_- Fuentes: La Jornada - Imagen: Madre palestina sostiene el cuerpo de su hijo asesinado por un bombardeo israeli, 23 de octubre de 2023. Fuente: Al Jazeera.
Al mismo tiempo, el ejército israelí advierte públicamente que no tiene ninguna intención de respetar los hospitales y amenaza con destruir el de Al Quds, como ya hizo, de acuerdo con varias versiones de los hechos, con el nosocomio cristiano de Al-Ahli, donde fueron masacradas más de 500 personas.
Pese a esto y muchas otras señales incontestables de que a estas alturas las operaciones bélicas de Tel Aviv no tienen nada que ver con su derecho a la autodefensa ni con el combate a grupos extremistas, sino con una limpieza étnica y un genocidio contra el pueblo palestino, gobiernos y corporaciones de Occidente censuran cualquier crítica a la política del premier Benjamin Netanyahu, así como todo llamado a la solidaridad con las víctimas.
Desde el comienzo de las represalias israelíes en respuesta al ataque llevado a cabo por la facción fundamentalista Hamas el 7 de octubre, los grandes medios de comunicación occidentales han reforzado la narrativa que desvía cualquier culpa de Israel y hace pasar como verdugos a los millones de palestinos que subsisten apiñados en campos de refugiados o encerrados en la franja de Gaza, y que en Cisjordania cada día se encuentran sometidos a controles draconianos, además de sufrir el riesgo constante de ser expulsados de sus hogares por la construcción de nuevos asentamientos ilegales para colonos israelíes ultranacionalistas. En la prensa escrita o digital, así como en las plataformas de redes sociales basadas en Estados Unidos o sus aliados, se oculta de manera sistemática que la situación actual es producto, en gran medida, de la histórica violación por parte de Tel Aviv de todas las resoluciones de la ONU que lo conminan a permitir la existencia de los palestinos, de su política de exterminio y del obtuso cierre de cualquier salida negociada a los diferendos en torno a las tierras donde en 1948 se impuso el Estado de Israel.

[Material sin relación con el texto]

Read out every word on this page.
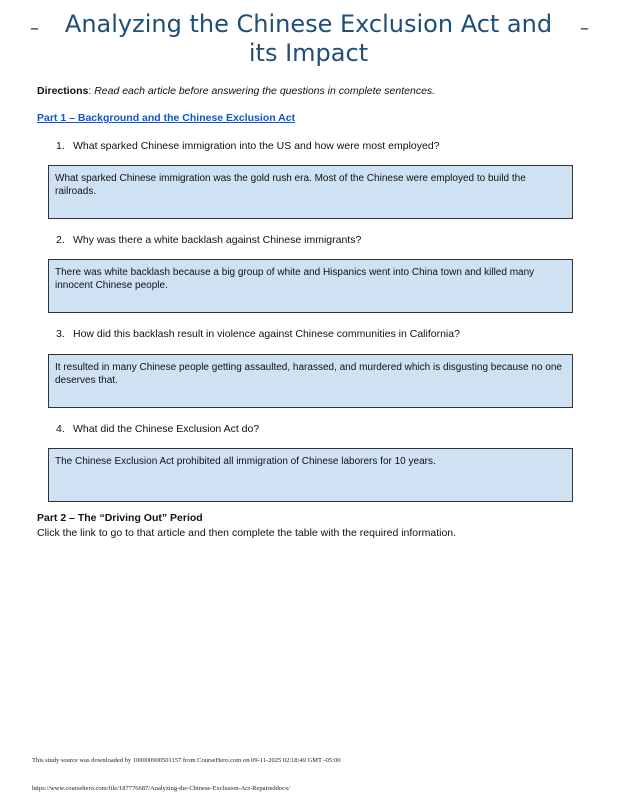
– Analyzing the Chinese Exclusion Act and its Impact
–
Directions: Read each article before answering the questions in complete sentences.
Part 1 – Background and the Chinese Exclusion Act
1. What sparked Chinese immigration into the US and how were most employed?
What sparked Chinese immigration was the gold rush era. Most of the Chinese were employed to build the railroads.
2. Why was there a white backlash against Chinese immigrants?
There was white backlash because a big group of white and Hispanics went into China town and killed many innocent Chinese people.
3. How did this backlash result in violence against Chinese communities in California?
It resulted in many Chinese people getting assaulted, harassed, and murdered which is disgusting because no one deserves that.
4. What did the Chinese Exclusion Act do?
The Chinese Exclusion Act prohibited all immigration of Chinese laborers for 10 years.
Part 2 – The “Driving Out” Period
Click the link to go to that article and then complete the table with the required information.
This study source was downloaded by 100000900501157 from CourseHero.com on 09-11-2025 02:18:49 GMT -05:00
https://www.coursehero.com/file/187776687/Analyzing-the-Chinese-Exclusion-Act-Repaireddocx/
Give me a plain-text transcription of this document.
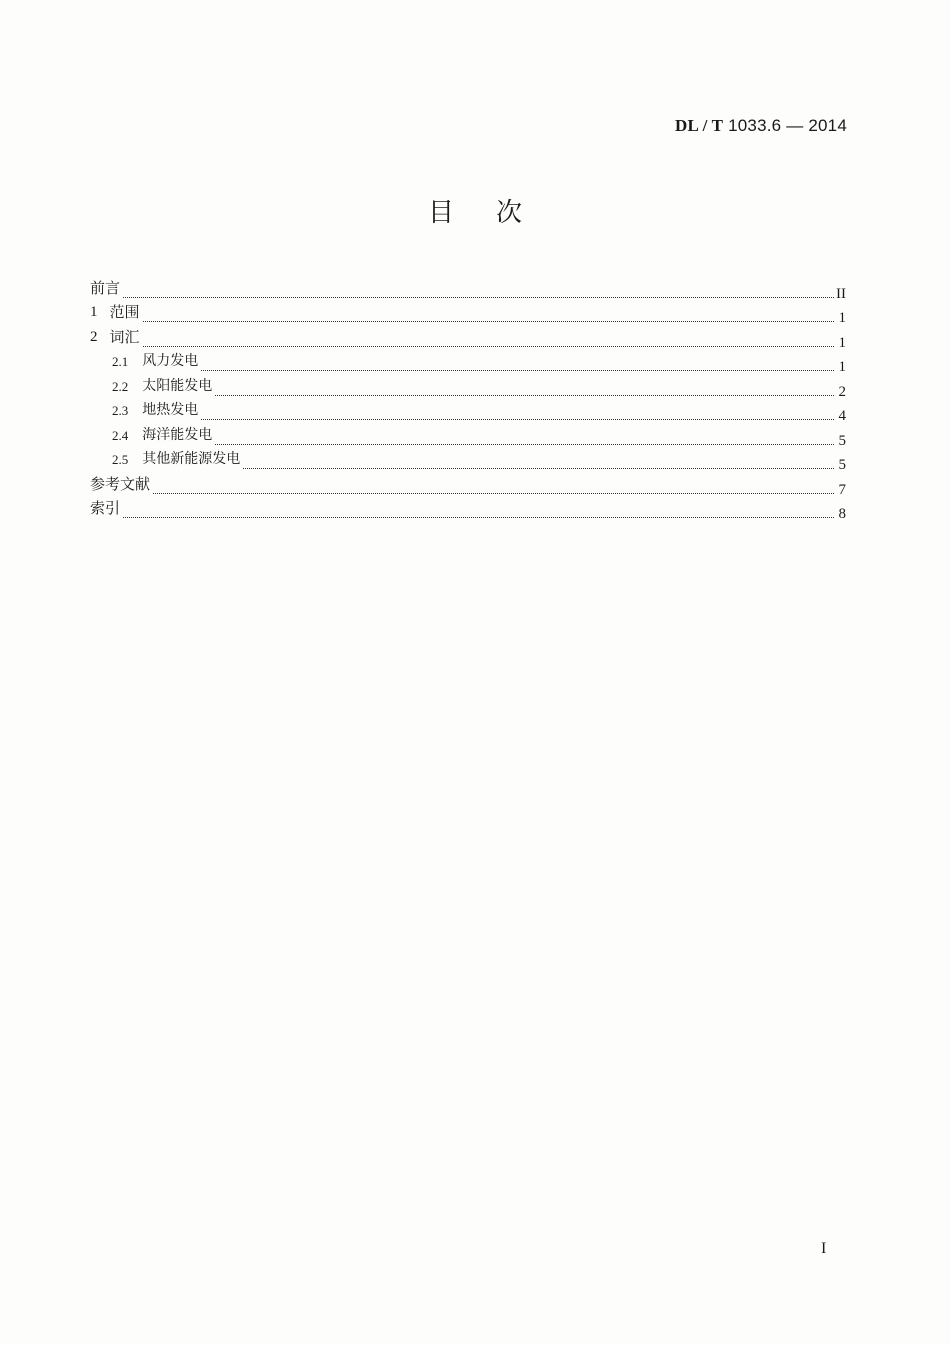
DL / T 1033.6 — 2014
目次
前言	II
1 范围	1
2 词汇	1
2.1 风力发电	1
2.2 太阳能发电	2
2.3 地热发电	4
2.4 海洋能发电	5
2.5 其他新能源发电	5
参考文献	7
索引	8
I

La mordaza va más allá de los medios: en estas semanas, toda figura pública que expresa algún asomo de crítica hacia la matanza que tiene lugar en Gaza ha sido castigada con el rompimiento de vínculos laborales o contractuales por parte de empleadores, socios o patrocinadores, lo que ha impuesto una censura que poco se diferencia de las que caracterizan a los regímenes totalitarios. La asfixia económica y el ostracismo alcanzan a deportistas, miembros del mundo del espectáculo e incluso a la comunidad cultural, presunto baluarte de las libertades de las que presume Occidente; por ejemplo, la Feria Internacional del Libro de Fráncfort suspendió la entrega del Premio LiBeraturpreis a la escritora palestina Adania Shibli en plena solidaridad con Israel, una atrocidad que fue criticada por 600 autores y editores. Berlín, Londres y París han prohibido por completo las manifestaciones de apoyo a Palestina, mientras Washington ha detenido a centenares de personas por participar en protestas contra lo que algunos integrantes de la propia comunidad judía no titubean en calificar de genocidio.
En suma, el conflicto en Medio Oriente ha vuelto a desnudar la hipocresía de las grandes potencias occidentales, cuyos gobernantes y magnates se arrogan la facultad de dictar al resto del planeta cómo conducir sus asuntos internos, así como de extender o retirar certificaciones en materia de respeto a los derechos humanos, mientras asesinan a la libertad de expresión para proteger los intereses de sus cómplices. Hoy queda más claro que nunca: cuando se habla del conflicto palestino-israelí, se requiere un enorme valor y un inquebrantable compromiso ético para decir la verdad.